Just have one call to action. Ask yourself, “What one thing do I want to accomplish with this message?” and make your call to action support that goal. You only have a few seconds to get people to act, so be clear about what you want them to do, whether it’s sign up for an event, volunteer or donate. Including a secondary link in the email is fine—but keep your main message and your primary call to action in sync with one another.

Consistently send emails. Far too often, nonprofits will only send an email when they’re in the middle of a huge fundraising drive or they need volunteer support. While these might be important times to reach your subscribers, it’s crucial to engage with them all the time, not just when you want something. Email should be more than just a solicitation channel; it should be used to build relationships and stay in touch with supporters. Look ahead, create a schedule and regularly engage with your subscribers.

Use alt text for images. Even with Gmail now showing images by default, it’s essential that you use alt text with your images. The alt text is what shows in place of the image before the user downloads it. Use alt text to describe what’s happening in the picture and to reinforce your call to action.
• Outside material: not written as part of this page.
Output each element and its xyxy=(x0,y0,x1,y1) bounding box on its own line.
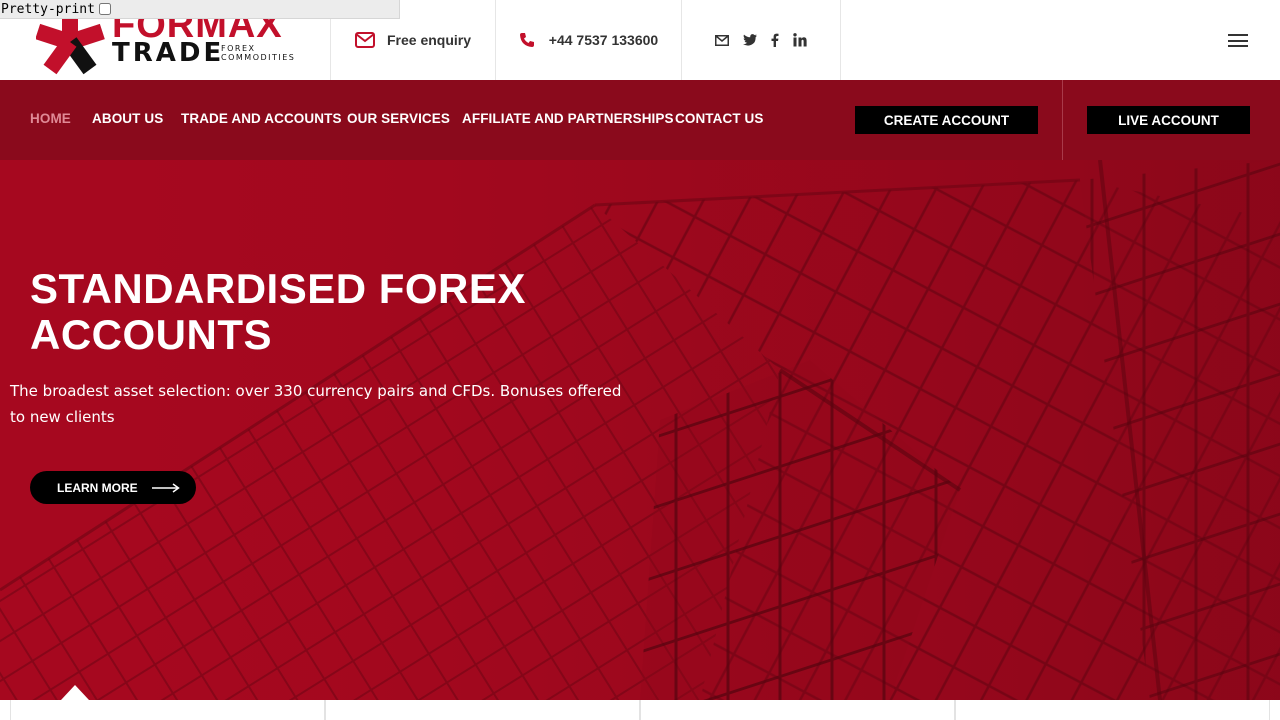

Write subject lines that get messages opened. Even the most engaging emails about your nonprofit will be worthless if they don’t get opened—and that’s why your subject line is so important. For some people, the subject line is an afterthought, but really, it’s one of the most important parts of your email strategy. A few tips: Keep it short. Subject lines under 50 characters are most effective. If appropriate, use localization—adding the name of a city or area tends to get people to click. And be clear. People want to know exactly what the email is about, so a vague subject line will often get overlooked.